Extension challenges (optional)¶
- Easy. Find a real model on HuggingFace (any popular model with a
.binor.ptartifact) and run the scan against it. Capture the output. - Medium. Wire the scan into a GitHub Actions workflow that fails the PR if either scanner flags. Include in
runs/lab4_8/ci.yml. - Hard. Look at the opcode output of picklescan against the
mal-encoded.binfile. Identify what was obfuscated and propose a custom check that would have caught it.
References¶
- L4.4.2 (theory).
- picklescan — https://github.com/mmaitre314/picklescan
- modelscan — https://github.com/protectai/modelscan
- HuggingFace safetensors — https://huggingface.co/docs/safetensors
Provisioning spec (for lab platform admin)¶
Container base image: aisec/labs-base:0.1 (picklescan + modelscan already in pyproject.toml).
Additional pre-installed files:
- /workspace/ai-sec-course/datasets/lab4_8/ — curated weight files
- safe-bert.bin — pre-built from distilbert-base-uncased
- safe-cnn.pth — a small image classifier from torchvision tests
- mal-printstmt.bin — neutralized payload, payload is print("PWNED") only
- mal-eval-call.pt — neutralized payload using builtins.eval(...) to a print
- mal-encoded.bin — same payload but with codeobject obfuscation
- safe-safetensors-conversion.safetensors — same model as safe-bert in safetensors format
Build instructions for the lab admin (one-time, to be included in the companion repo):
- Use scripts/lab4_8_build_dataset.py to generate the curated set.
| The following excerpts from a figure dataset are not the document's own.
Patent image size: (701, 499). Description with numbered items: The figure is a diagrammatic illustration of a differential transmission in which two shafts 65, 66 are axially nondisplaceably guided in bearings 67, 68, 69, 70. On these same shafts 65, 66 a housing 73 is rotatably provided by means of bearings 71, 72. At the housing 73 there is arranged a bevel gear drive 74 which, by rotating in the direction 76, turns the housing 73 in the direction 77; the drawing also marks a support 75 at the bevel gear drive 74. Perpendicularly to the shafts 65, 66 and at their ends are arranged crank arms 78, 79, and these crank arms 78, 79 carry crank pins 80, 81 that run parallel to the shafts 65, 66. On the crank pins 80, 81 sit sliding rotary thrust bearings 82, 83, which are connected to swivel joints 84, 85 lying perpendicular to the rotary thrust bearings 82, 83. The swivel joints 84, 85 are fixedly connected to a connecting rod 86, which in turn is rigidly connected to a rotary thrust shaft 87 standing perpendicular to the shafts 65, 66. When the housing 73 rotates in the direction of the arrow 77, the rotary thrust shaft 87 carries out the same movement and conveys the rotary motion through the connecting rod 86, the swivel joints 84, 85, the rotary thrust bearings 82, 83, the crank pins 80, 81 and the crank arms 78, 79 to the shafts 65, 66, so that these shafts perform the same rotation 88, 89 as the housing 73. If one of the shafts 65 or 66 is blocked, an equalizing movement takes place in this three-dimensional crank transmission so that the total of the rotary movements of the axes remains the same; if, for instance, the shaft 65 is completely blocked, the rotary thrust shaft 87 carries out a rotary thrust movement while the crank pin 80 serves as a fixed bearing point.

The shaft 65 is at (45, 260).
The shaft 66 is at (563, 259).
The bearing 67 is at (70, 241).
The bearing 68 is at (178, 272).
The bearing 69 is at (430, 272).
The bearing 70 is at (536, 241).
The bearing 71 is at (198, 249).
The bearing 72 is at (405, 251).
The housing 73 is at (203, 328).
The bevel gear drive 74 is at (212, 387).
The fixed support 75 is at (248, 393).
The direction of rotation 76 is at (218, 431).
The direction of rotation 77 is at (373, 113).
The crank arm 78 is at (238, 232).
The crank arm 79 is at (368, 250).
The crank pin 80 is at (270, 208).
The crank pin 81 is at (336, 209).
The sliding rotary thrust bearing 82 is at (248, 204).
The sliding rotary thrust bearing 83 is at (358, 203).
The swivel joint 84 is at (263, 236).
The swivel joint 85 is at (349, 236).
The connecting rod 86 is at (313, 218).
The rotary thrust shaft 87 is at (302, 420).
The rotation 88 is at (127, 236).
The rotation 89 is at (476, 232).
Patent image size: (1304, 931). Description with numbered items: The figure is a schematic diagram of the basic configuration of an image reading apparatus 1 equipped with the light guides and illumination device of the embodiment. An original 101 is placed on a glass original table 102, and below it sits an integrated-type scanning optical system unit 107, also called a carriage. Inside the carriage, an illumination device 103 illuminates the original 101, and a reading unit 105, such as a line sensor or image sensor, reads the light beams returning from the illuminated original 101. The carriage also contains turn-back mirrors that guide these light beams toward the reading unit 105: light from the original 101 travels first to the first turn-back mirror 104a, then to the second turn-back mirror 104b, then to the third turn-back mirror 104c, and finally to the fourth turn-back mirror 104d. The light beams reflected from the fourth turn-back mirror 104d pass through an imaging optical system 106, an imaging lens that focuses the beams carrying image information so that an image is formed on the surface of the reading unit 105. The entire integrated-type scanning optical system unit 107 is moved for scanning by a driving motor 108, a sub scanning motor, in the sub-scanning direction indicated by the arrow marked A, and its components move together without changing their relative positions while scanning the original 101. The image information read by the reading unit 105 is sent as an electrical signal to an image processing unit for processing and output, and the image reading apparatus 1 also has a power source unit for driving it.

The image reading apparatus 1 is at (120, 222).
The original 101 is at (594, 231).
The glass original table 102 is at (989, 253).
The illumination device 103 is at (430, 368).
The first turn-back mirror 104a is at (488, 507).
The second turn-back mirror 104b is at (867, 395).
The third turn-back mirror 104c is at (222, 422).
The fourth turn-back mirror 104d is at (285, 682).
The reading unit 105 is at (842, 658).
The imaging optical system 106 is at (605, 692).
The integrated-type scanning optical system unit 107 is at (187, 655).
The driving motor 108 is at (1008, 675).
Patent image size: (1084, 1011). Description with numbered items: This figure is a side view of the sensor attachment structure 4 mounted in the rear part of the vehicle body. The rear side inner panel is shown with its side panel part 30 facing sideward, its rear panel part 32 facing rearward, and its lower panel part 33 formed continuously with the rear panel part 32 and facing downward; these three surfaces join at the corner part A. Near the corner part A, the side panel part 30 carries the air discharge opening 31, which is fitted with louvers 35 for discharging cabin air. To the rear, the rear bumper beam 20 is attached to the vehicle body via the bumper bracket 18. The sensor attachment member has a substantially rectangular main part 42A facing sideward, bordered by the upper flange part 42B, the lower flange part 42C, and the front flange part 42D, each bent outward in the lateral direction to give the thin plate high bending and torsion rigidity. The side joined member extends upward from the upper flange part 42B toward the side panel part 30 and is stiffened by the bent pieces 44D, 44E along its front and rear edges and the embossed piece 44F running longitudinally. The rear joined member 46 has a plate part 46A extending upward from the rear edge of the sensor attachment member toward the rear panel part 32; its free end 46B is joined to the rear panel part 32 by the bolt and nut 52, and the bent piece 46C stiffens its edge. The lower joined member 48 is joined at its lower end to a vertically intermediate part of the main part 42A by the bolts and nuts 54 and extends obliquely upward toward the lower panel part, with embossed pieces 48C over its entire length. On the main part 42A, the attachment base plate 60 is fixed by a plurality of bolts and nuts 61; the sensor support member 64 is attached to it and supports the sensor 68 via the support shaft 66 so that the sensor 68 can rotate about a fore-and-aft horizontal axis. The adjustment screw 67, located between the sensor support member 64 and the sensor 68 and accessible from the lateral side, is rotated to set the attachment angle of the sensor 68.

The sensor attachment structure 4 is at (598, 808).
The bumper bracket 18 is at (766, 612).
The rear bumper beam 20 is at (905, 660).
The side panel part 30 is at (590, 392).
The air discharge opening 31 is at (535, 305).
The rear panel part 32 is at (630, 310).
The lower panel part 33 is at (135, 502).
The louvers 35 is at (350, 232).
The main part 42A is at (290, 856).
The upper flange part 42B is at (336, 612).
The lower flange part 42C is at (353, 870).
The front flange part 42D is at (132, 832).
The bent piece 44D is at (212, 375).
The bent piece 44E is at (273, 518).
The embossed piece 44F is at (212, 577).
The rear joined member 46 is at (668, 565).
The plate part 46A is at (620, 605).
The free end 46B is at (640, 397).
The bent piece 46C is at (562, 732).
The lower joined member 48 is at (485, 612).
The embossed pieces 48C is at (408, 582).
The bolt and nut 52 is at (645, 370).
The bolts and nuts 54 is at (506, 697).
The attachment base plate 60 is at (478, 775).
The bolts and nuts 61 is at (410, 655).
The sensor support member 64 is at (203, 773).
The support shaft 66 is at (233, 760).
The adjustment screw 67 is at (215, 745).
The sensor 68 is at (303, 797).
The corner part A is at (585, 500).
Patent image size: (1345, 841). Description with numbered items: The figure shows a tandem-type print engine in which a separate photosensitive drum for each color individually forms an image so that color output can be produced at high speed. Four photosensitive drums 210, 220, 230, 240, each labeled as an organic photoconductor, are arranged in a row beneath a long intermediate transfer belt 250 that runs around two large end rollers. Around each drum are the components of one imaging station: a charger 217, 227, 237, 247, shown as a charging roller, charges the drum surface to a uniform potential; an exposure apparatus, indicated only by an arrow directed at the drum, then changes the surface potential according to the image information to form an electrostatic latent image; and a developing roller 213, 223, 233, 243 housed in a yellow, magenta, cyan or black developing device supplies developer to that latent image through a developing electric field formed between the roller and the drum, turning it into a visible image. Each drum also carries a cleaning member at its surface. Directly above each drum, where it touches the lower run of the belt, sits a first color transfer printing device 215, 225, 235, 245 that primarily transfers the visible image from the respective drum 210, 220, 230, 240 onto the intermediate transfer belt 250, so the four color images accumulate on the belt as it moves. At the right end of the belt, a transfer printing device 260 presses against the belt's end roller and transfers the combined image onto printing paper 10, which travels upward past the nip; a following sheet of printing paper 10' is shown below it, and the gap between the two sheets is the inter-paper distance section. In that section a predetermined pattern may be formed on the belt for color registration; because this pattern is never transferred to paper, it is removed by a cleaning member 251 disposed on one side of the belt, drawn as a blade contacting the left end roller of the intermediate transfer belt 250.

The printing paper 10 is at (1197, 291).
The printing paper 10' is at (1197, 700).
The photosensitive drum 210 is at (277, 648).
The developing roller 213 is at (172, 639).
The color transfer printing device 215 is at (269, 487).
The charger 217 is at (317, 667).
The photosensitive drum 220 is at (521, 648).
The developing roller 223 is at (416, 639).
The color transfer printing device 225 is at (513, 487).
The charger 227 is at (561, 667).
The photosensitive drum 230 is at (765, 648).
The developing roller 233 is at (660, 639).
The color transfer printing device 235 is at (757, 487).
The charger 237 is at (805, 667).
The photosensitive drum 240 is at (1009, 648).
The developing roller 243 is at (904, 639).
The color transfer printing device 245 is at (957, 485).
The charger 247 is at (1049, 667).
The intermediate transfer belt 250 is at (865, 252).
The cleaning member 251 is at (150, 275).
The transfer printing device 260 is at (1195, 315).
The script uses public methods documented in the picklescan / modelscan README and produces neutralized payloads (no real exploit). Output goes to datasets/lab4_8/. Run once per repo update.
Network: No external network needed — all files are pre-staged.
Resource use: - Trivial; scans run in seconds. - Wallclock: 30–45 min including reading.
Notes for platform admin: - The malicious examples in this lab MUST be neutralized (payload = print, no real exploit). Confirm before publishing the image. - Document in the learner-facing lab text that all "malicious" files are educational replicas.